Ha... Entah sudah berapa orang menasehati mereka tapi mereka masih tetap dengan argumennya bahwa itu bukan prioritas utama. Sampai akhirnya saya punya kesempatan bicara personal dengan mereka bertiga. Saya jelasinlah itu self reward dan hasilnya? Tetoootttt.... Mereka tetap pada pendirian mereka, belum waktunya beli handphone baru. Hahahahahahah. Tapi emang gitu rasanya ya, kadang ketika nasehatin orang pengen langsung berhasil tapi faktanya gagal total. Wakkakakak.

But, selang beberapa minggu atau beberapa bulan kemudian ya? Lupa. Akhirnya ada juga yang ganti handphone. Haaaa... rasanya seneng banget. Senengnya tuh, bukan karena merasa berhasil menasehati mereka, karena kan kita ga tau siapa yang sudah membuka hati dan pikiran mereka. Yang jelas pasti bukan saya, karena kalau saya berhasil menasehati, pasti mereka sudah beli saat itu juga. Tapi senengnya tuh gimana ya? Hemmm... kayak sesuatu yang memang seharusnya di letakan dimana semestinya. Bingung kan? Sama saya juga bingung. Udahlah... pokoknya, semoga yang 2 lainnya segera mendapatkan yang lebih baik, handphonenya.

OK, masih terkait self reward. Self reward itu tidak selamanya berkaitan dengan penghargaan tapi juga memaafkan.
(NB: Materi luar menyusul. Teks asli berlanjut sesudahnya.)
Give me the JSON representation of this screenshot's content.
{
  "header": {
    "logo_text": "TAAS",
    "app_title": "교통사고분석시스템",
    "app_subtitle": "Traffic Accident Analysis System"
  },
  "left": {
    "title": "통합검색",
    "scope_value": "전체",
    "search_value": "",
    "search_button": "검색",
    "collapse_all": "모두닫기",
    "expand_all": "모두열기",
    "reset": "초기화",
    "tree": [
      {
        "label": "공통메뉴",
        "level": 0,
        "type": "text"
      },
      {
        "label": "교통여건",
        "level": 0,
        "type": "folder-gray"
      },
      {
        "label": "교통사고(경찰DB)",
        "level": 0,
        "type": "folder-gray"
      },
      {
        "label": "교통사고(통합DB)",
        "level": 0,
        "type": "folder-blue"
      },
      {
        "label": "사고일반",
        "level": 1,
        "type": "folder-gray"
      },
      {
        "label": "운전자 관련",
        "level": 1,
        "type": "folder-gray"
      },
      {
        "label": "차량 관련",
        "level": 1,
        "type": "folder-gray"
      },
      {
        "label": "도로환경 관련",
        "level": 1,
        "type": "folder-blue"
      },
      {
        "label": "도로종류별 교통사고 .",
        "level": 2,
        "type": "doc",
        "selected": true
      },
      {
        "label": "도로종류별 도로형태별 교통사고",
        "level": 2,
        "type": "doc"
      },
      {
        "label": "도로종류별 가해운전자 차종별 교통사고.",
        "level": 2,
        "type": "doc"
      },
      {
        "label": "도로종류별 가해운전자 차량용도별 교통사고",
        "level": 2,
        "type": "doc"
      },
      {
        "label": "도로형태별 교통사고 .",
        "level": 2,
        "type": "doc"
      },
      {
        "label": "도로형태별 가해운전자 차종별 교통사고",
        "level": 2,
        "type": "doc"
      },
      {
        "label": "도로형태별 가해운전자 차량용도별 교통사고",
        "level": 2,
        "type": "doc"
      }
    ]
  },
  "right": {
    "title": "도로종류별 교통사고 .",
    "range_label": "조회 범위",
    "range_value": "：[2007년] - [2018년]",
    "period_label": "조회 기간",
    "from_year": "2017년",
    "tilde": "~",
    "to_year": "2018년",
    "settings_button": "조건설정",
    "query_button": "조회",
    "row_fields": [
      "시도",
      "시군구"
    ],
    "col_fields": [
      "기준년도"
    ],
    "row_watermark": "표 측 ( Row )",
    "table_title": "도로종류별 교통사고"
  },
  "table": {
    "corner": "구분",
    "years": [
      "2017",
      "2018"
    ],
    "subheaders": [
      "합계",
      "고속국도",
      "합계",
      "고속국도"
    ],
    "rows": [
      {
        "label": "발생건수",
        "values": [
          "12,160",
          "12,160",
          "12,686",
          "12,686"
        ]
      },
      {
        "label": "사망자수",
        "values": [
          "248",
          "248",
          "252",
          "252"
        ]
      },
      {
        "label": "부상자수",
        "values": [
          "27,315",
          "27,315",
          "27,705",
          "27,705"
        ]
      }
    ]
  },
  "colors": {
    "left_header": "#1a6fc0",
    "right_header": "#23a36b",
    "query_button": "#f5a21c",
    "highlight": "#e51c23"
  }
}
Kita sadar kita salah, kita sadar kita menyesal. Oranglain salah mampu kita maafkan, diri kita salah kita pasti lebih mampu memaafkan. Masih belum mampu?
Kita ingat do’a Rasullah untuk penduduk Thaif.

Pada tahun yang sama ketika Rasullah masih berada dalam masa dukanya di tinggal oleh Paman dan istrinya. Rasul masih tetap melanjutkan dakwahnya ke Thaif, bukannya mendapat perlakuan baik tapi justru mendapat pengusiran terang-terangan bahkan saat menuju arah pulang Rasul sudah di hadang oleh pasukan Thaif yang siap melempari batu hingga mengalir darah segar dari kepala Rasul. Kebayang ya, bagaimana perasaan Rasul? Bahkan dalam do’a nya Rasullah mengatakan
“Ya Allah aku meminta maaf kepada-Mu atas kelemahanku dan kekurangan usahaku ....”

Sedih? Pasti.
Menyalahkan diri sendiri? Iya.
Tapi apa setelah itu...?

Setelah Rasul me muhasabah diri nya sendiri, Rasul tidak berlarut-larut dalam kesedihannya tapi Rasullah justru berdo’a memohon kebaikan. (Mungkin bisa google sendiri, untuk do’a yang Rasullah panjatkan).

Kita harus yakin, Allah itu Maha memaafkan. Kalau kata ustad Adi Hidayat ‘Firaun saja Allah beri kesempatan untuk bertaubat, apalagi kita?’.

Untuk masa-masa sulitmu biarlah Allah yang menguatkanmu. Tugasmu adalah memastikan bahwa jarak antara kamu dan Allah tidak pernah jauh.